Empowering the evolution of mRNA vaccines
We believe, the next-generation of mRNA vaccines will require a diverse set of new technologies improving or potentially reinventing all product aspects – the mRNA design, the composition of the delivery vehicle, new ways to administer them, and distribute them safely across the globe. At 20Med Therapeutics, we strive to develop polymeric nanoparticles (PNPs) as the leading alternative strategy to LNP-based delivery of mRNA vaccines. PNPs differ from their LNP counterparts in central biophysiological aspects like cell uptake, endosomal escape, and mRNA release, which could unlock several valuable product characteristics.

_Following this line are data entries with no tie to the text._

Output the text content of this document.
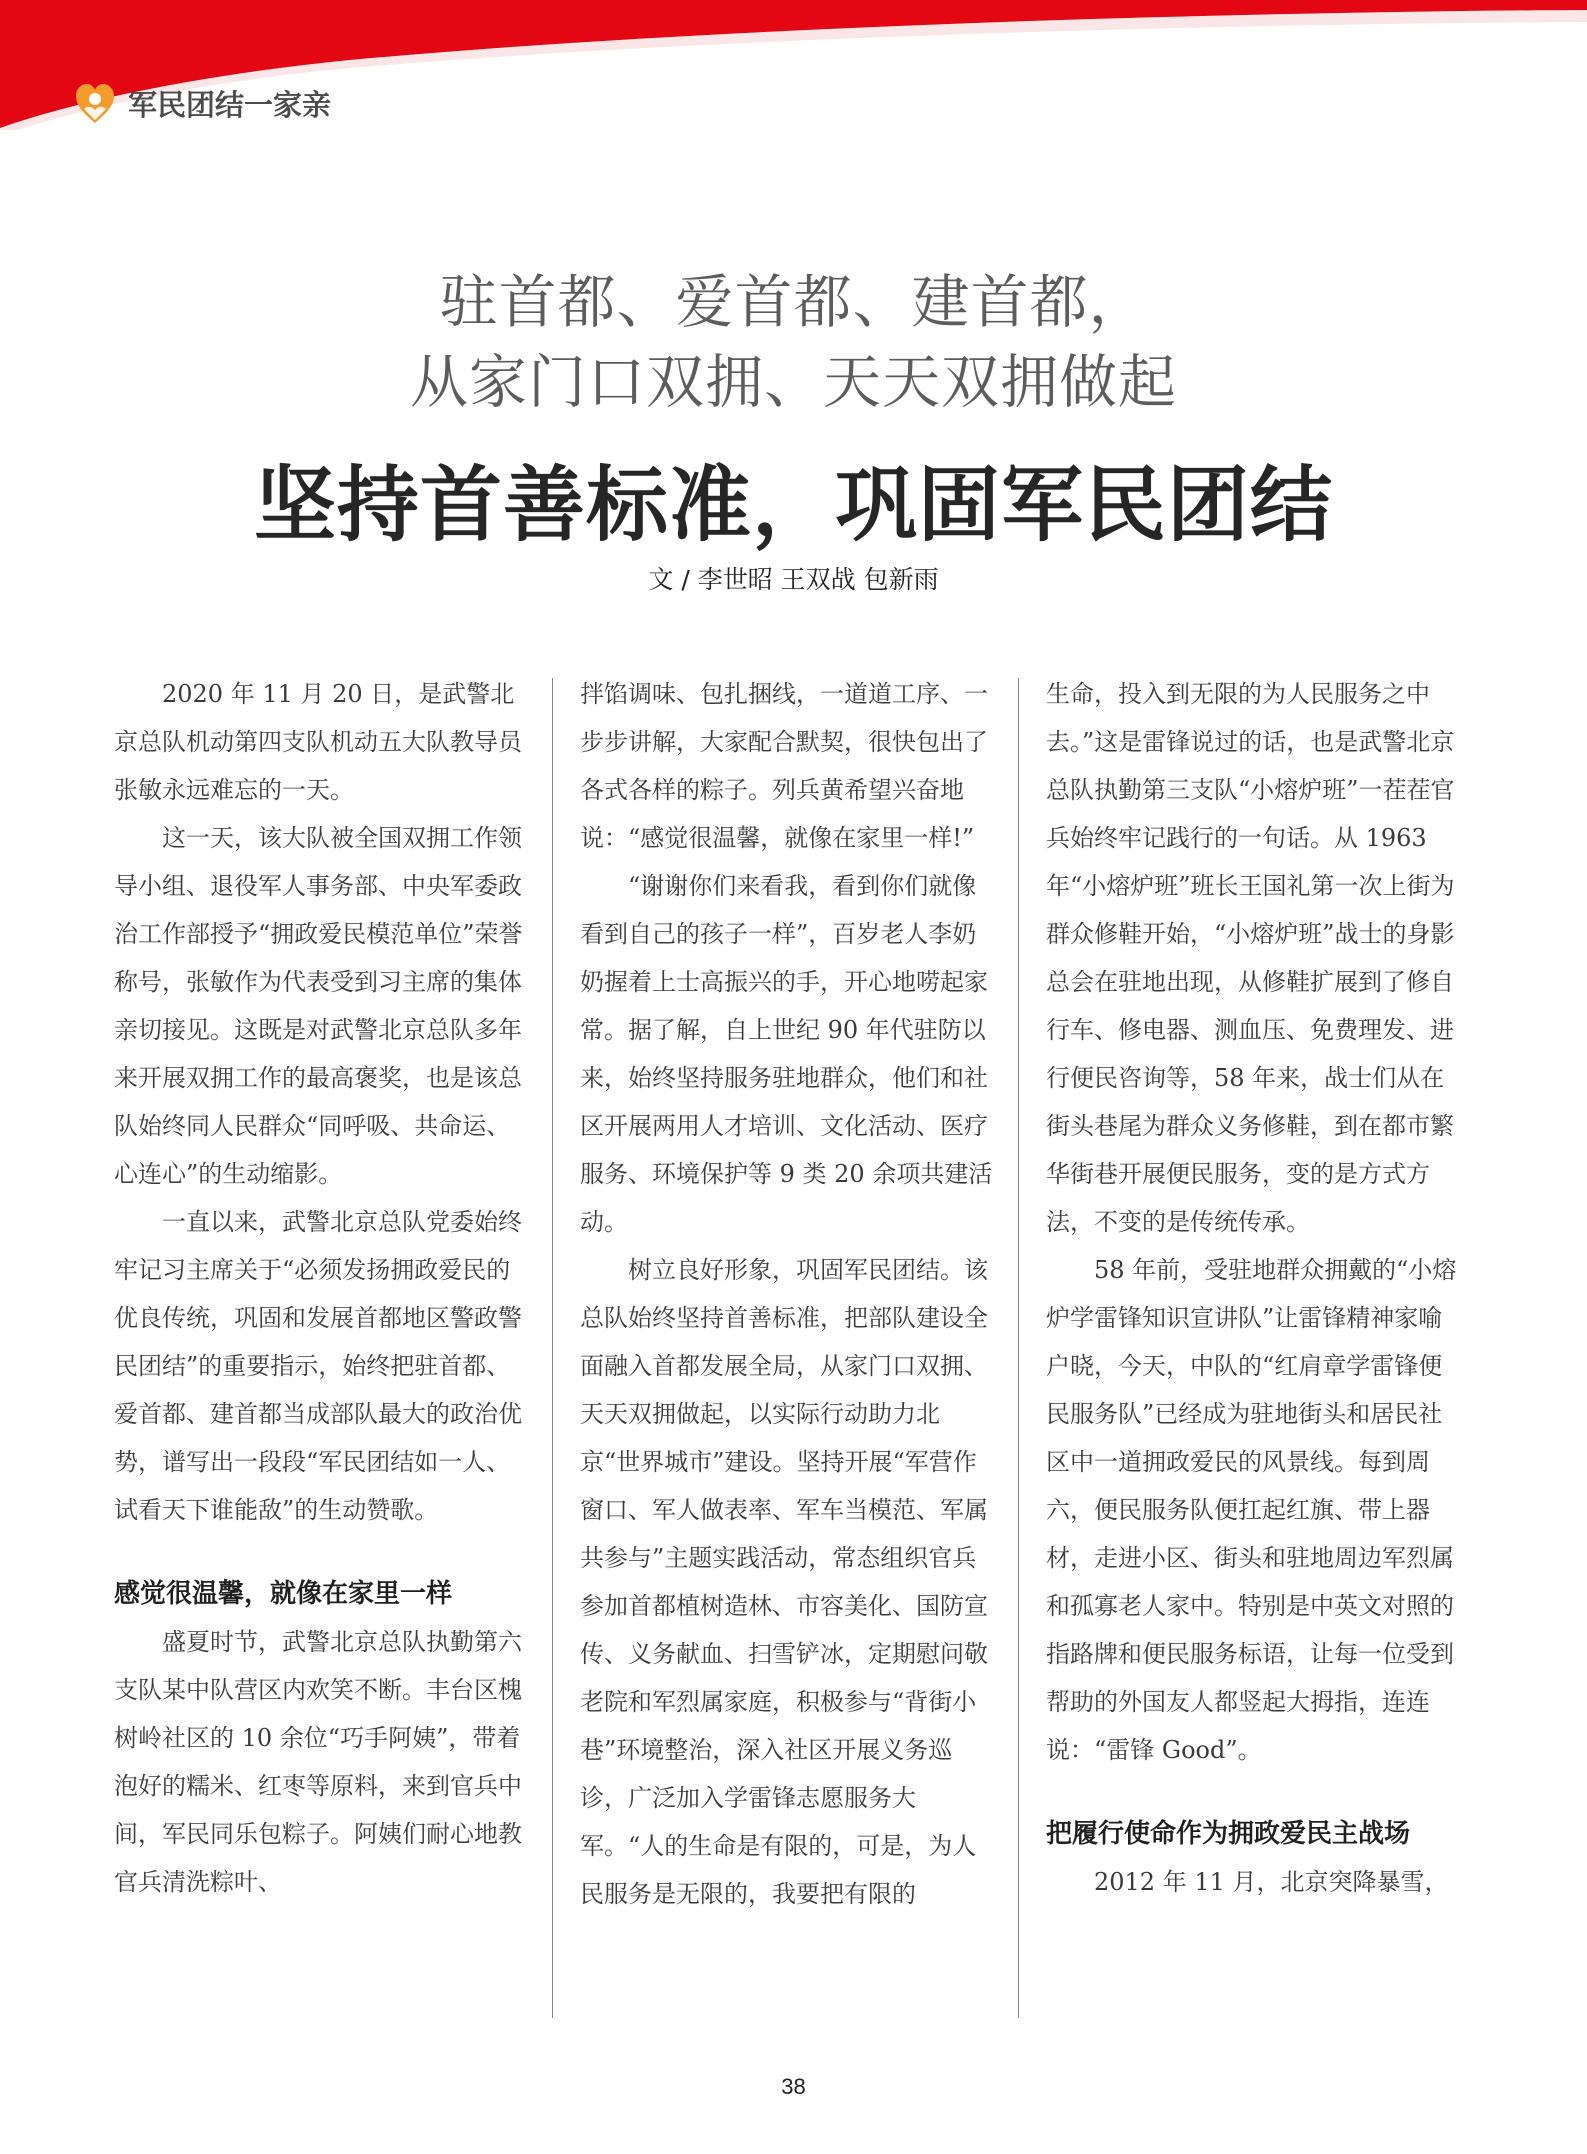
军民团结一家亲
驻首都、爱首都、建首都，
从家门口双拥、天天双拥做起
坚持首善标准，巩固军民团结
文 / 李世昭 王双战 包新雨

2020 年 11 月 20 日，是武警北京总队机动第四支队机动五大队教导员张敏永远难忘的一天。

这一天，该大队被全国双拥工作领导小组、退役军人事务部、中央军委政治工作部授予“拥政爱民模范单位”荣誉称号，张敏作为代表受到习主席的集体亲切接见。这既是对武警北京总队多年来开展双拥工作的最高褒奖，也是该总队始终同人民群众“同呼吸、共命运、心连心”的生动缩影。

一直以来，武警北京总队党委始终牢记习主席关于“必须发扬拥政爱民的优良传统，巩固和发展首都地区警政警民团结”的重要指示，始终把驻首都、爱首都、建首都当成部队最大的政治优势，谱写出一段段“军民团结如一人、试看天下谁能敌”的生动赞歌。

感觉很温馨，就像在家里一样

盛夏时节，武警北京总队执勤第六支队某中队营区内欢笑不断。丰台区槐树岭社区的 10 余位“巧手阿姨”，带着泡好的糯米、红枣等原料，来到官兵中间，军民同乐包粽子。阿姨们耐心地教官兵清洗粽叶、

拌馅调味、包扎捆线，一道道工序、一步步讲解，大家配合默契，很快包出了各式各样的粽子。列兵黄希望兴奋地说：“感觉很温馨，就像在家里一样!”

“谢谢你们来看我，看到你们就像看到自己的孩子一样”，百岁老人李奶奶握着上士高振兴的手，开心地唠起家常。据了解，自上世纪 90 年代驻防以来，始终坚持服务驻地群众，他们和社区开展两用人才培训、文化活动、医疗服务、环境保护等 9 类 20 余项共建活动。

树立良好形象，巩固军民团结。该总队始终坚持首善标准，把部队建设全面融入首都发展全局，从家门口双拥、天天双拥做起，以实际行动助力北京“世界城市”建设。坚持开展“军营作窗口、军人做表率、军车当模范、军属共参与”主题实践活动，常态组织官兵参加首都植树造林、市容美化、国防宣传、义务献血、扫雪铲冰，定期慰问敬老院和军烈属家庭，积极参与“背街小巷”环境整治，深入社区开展义务巡诊，广泛加入学雷锋志愿服务大军。“人的生命是有限的，可是，为人民服务是无限的，我要把有限的

生命，投入到无限的为人民服务之中去。”这是雷锋说过的话，也是武警北京总队执勤第三支队“小熔炉班”一茬茬官兵始终牢记践行的一句话。从 1963 年“小熔炉班”班长王国礼第一次上街为群众修鞋开始，“小熔炉班”战士的身影总会在驻地出现，从修鞋扩展到了修自行车、修电器、测血压、免费理发、进行便民咨询等，58 年来，战士们从在街头巷尾为群众义务修鞋，到在都市繁华街巷开展便民服务，变的是方式方法，不变的是传统传承。

58 年前，受驻地群众拥戴的“小熔炉学雷锋知识宣讲队”让雷锋精神家喻户晓，今天，中队的“红肩章学雷锋便民服务队”已经成为驻地街头和居民社区中一道拥政爱民的风景线。每到周六，便民服务队便扛起红旗、带上器材，走进小区、街头和驻地周边军烈属和孤寡老人家中。特别是中英文对照的指路牌和便民服务标语，让每一位受到帮助的外国友人都竖起大拇指，连连说：“雷锋 Good”。

把履行使命作为拥政爱民主战场

2012 年 11 月，北京突降暴雪，

38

Applying Leading Biomaterial Science to Infectious Diseases
20Med’s polymeric nanoparticles represent a flexible plug-and-play technology that can be combined with different mRNA’s allowing for fast adaptation to seasonal virus strains and fast reaction times to improve global pandemic preparedness. Our goal is to extend the benefits of mRNA-based vaccines and medicines from their initial success during the pandemic to the entire range of infectious diseases.
Our PNPs have fundamental benefits as a vaccine delivery platform for mRNA vaccines, including:
Easy to manufacture
Scalable and reproducible
Unique IP position
As a first step, we have partnered with the Coalition for Epidemic Preparedness Innovations (CEPI) to develop thermostable vaccines for influenza, tackling one of the barriers to wider application and distribution of mRNA-based vaccines using LNPs.
20Med Preclinical Safety and Efficacy Data Available
20Med has successfully concluded preclinical studies and generated in vivo data demonstrating that polymeric nanoparticles can efficiently deliver influenza hemagglutinin mRNA and elicit protective immune responses in an established animal model. Our nanoparticle-based vaccine program elicited strong humoral and cellular immune responses. Upon virus challenge, vaccinated animals exhibited reduced clinical symptoms and virus load compared to unvaccinated control animals.
We aim to publish the full data set in a peer-reviewed journal in 2024.